Et la luxueuse maison pris des airs de cage de verre. La scène d’Eleven W stories #3 prend place dans une maison d’architecte, perchée sur les hauteurs d’une colline que l’on imagine être située à Los Angeles et que seuls les plus fortunés peuvent s’offrir. A l’intérieur un couple, à distance l’un de l’autre, chacun portant son regard vers l’extérieur dans des directions différentes. La femme est élégante et domine l’image par sa position, son attitude, et la lueur dorée dont elle profite, cependant elle ne semble avoir de solaire que la lumière qui se pose sur elle. Ses pieds sont ancrés dans le sol dans des escarpins qui donnent un galbe fuselé à ses longues jambes. Ses mains appuyées sur sa taille, son port de tête ainsi que l’expression de son visage lui confèrent autorité et détermination. Elle regarde droit devant, vers le couchant, résolument. L’homme, plus loin dans l’angle formé par la jonction des baies vitrées, regarde dans une direction contraire. Son attitude est différente, les mains dans les poches de son costume à la veste ouverte, il paraît moins en tension, dans une attitude qui suggère un détachement. Au milieu le vide, un large espace froid les sépare, comme une distance qu’ils auraient mise entre eux pour ce qui pourrait être une divergence de point de vue telle qu’indiquée par leurs regards. Ne leur reste en commun qu’une vaste et faste demeure depuis laquelle et derrière des parois de verre, ils observent et dominent le monde à leurs pieds, mais sans plus se regarder l’un l’autre. 

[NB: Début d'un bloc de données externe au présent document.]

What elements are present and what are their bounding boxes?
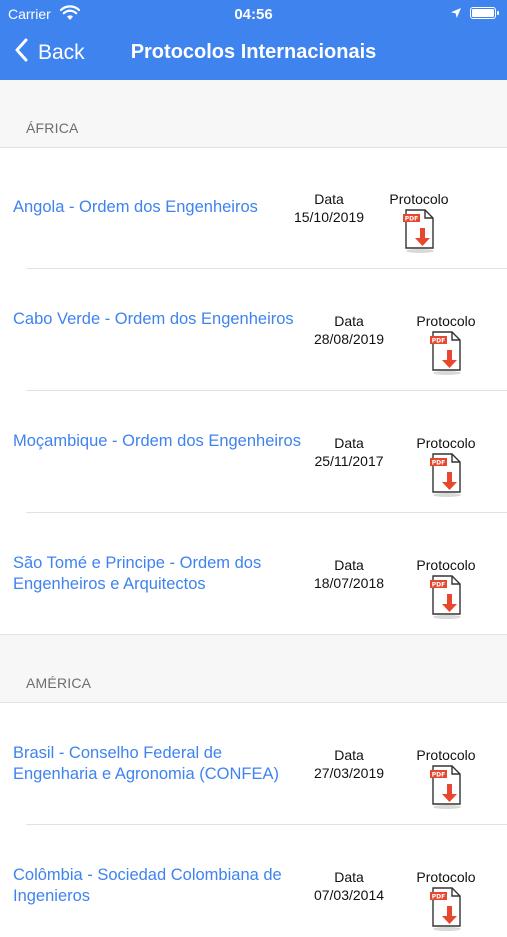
divider: [0, 634, 507, 635]
organization-name[interactable]: São Tomé e Principe - Ordem dos Engenhei…: [13, 553, 303, 595]
date-label: Data: [334, 435, 364, 451]
date-column: Data 28/08/2019: [299, 312, 399, 348]
date-value: 07/03/2014: [313, 887, 385, 903]
protocol-label: Protocolo: [416, 869, 476, 885]
date-value: 28/08/2019: [313, 331, 385, 347]
divider: [0, 702, 507, 703]
date-label: Data: [334, 869, 364, 885]
section-header-africa: ÁFRICA: [0, 80, 507, 148]
pdf-download-icon[interactable]: PDF: [403, 208, 437, 254]
svg-text:PDF: PDF: [432, 581, 445, 588]
date-value: 18/07/2018: [313, 575, 385, 591]
pdf-download-icon[interactable]: PDF: [430, 452, 464, 498]
date-column: Data 15/10/2019: [279, 190, 379, 226]
svg-text:PDF: PDF: [432, 459, 445, 466]
date-label: Data: [334, 557, 364, 573]
page-title: Protocolos Internacionais: [130, 41, 377, 63]
battery-icon: [470, 7, 499, 19]
organization-name[interactable]: Colômbia - Sociedad Colombiana de Ingeni…: [13, 865, 303, 907]
organization-name[interactable]: Brasil - Conselho Federal de Engenharia …: [13, 743, 303, 785]
organization-name[interactable]: Angola - Ordem dos Engenheiros: [13, 197, 303, 218]
divider: [26, 390, 507, 391]
protocol-label: Protocolo: [416, 435, 476, 451]
date-label: Data: [334, 747, 364, 763]
date-column: Data 27/03/2019: [299, 746, 399, 782]
navigation-header: Carrier 04:56 Back Protocolos Internacio…: [0, 0, 507, 80]
divider: [0, 147, 507, 148]
organization-name[interactable]: Moçambique - Ordem dos Engenheiros: [13, 431, 303, 452]
svg-text:PDF: PDF: [432, 771, 445, 778]
section-header-america: AMÉRICA: [0, 635, 507, 703]
protocol-label: Protocolo: [416, 557, 476, 573]
date-value: 27/03/2019: [313, 765, 385, 781]
date-column: Data 07/03/2014: [299, 868, 399, 904]
protocol-list: ÁFRICA Angola - Ordem dos Engenheiros Da…: [0, 80, 507, 931]
date-value: 25/11/2017: [314, 453, 384, 469]
section-title: AMÉRICA: [26, 675, 92, 691]
protocol-label: Protocolo: [416, 747, 476, 763]
date-value: 15/10/2019: [293, 209, 365, 225]
divider: [26, 512, 507, 513]
pdf-download-icon[interactable]: PDF: [430, 330, 464, 376]
protocol-label: Protocolo: [389, 191, 449, 207]
pdf-download-icon[interactable]: PDF: [430, 764, 464, 810]
svg-text:PDF: PDF: [432, 337, 445, 344]
location-arrow-icon: [450, 6, 462, 22]
pdf-download-icon[interactable]: PDF: [430, 574, 464, 620]
status-bar: Carrier 04:56: [0, 0, 507, 28]
clock-label: 04:56: [234, 6, 273, 23]
divider: [26, 824, 507, 825]
organization-name[interactable]: Cabo Verde - Ordem dos Engenheiros: [13, 309, 303, 330]
svg-text:PDF: PDF: [405, 215, 418, 222]
date-column: Data 25/11/2017: [299, 434, 399, 470]
date-column: Data 18/07/2018: [299, 556, 399, 592]
protocol-label: Protocolo: [416, 313, 476, 329]
nav-bar: Back Protocolos Internacionais: [0, 30, 507, 76]
section-title: ÁFRICA: [26, 120, 79, 136]
date-label: Data: [334, 313, 364, 329]
svg-text:PDF: PDF: [432, 893, 445, 900]
date-label: Data: [314, 191, 344, 207]
pdf-download-icon[interactable]: PDF: [430, 886, 464, 932]
divider: [26, 268, 507, 269]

Le décor est installé, les personnages mis en scènes. Pour ce qui est des scénarios et dénouements possibles, Philip-Lorca diCorcia nous laisse à notre imagination. Plusieurs hypothèses sont possibles, une dispute et le froid qui s’installe après elle, la discussion sans appel et le dialogue rompu avec lequel on ne parvient pas à renouer. Un couple puissant sans autre affect que celui généré par le goût du pouvoir au point de ne plus se considérer mutuellement, de ne plus manifester de sentiments l’un envers l’autre. Et puis à les considérer l’un et l’autre dans leur toute puissance vient l’idée que « derrière chaque grand homme se cache une femme » et ce serait donc elle, dominante et lumineuse dans la photographie qui aurait le véritable pouvoir entre ses mains ? Une femme à la plastique parfaite et l’apparence soignée à l’extrême, au point que son image s’apparente à celle d’une mannequin en vitrine, tant elle semble figée, déshumanisée. Le pouvoir et la beauté ont un prix, celui des sacrifices auxquels on consent pour les conquérir. Alors peut-être, à trop vouloir s’affranchir d’une certaine condition, elle comme d’autres, aura choisi la voix de l’ascension sociale, et peu importe ce qu’il lui en aura coûté, ses émotions, son cœur, une vie entière en quête d’une nouvelle liberté, mais cette liberté là, toute matérielle peut avoir un goût amer. A désavouer son humanité, c’est l’être dans toute sa substance qui se retire et ne laisse derrière lui qu’une enveloppe inhabitée, aussi belle soit-elle.  Tandis que d’autres, comme des papillons se brûlant les ailes sur une ampoule, resteront brisés d’avoir cheminé un temps aux côtés de ces êtres glorieux qui ne cherchaient pourtant au départ que la réussite pour avoir une chance d’être libres. C’est peut-être ce modèle de société et ses tristes conséquences que cette photographie nous invite à reconsidérer, comme une parabole entre l’être et l’avoir, où le juste équilibre reste encore à trouver. Quelques soient les hypothèses qui se bousculent les unes après les autres pour tenter de mettre des mots sur ce que Philip-Lorca diCorcia présente dans cette photographie, ce qui reste le plus évident et le plus imparable à évoquer, est certainement le sentiment qui s’en dégage. Et ce sentiment, s’il exprime le faste et le pouvoir d’un couple, matérialisé en bien des apparences, il exprime aussi qu’en son cœur ne demeurent plus que l’indifférence et le désamour emprisonnés dans une cage de verre.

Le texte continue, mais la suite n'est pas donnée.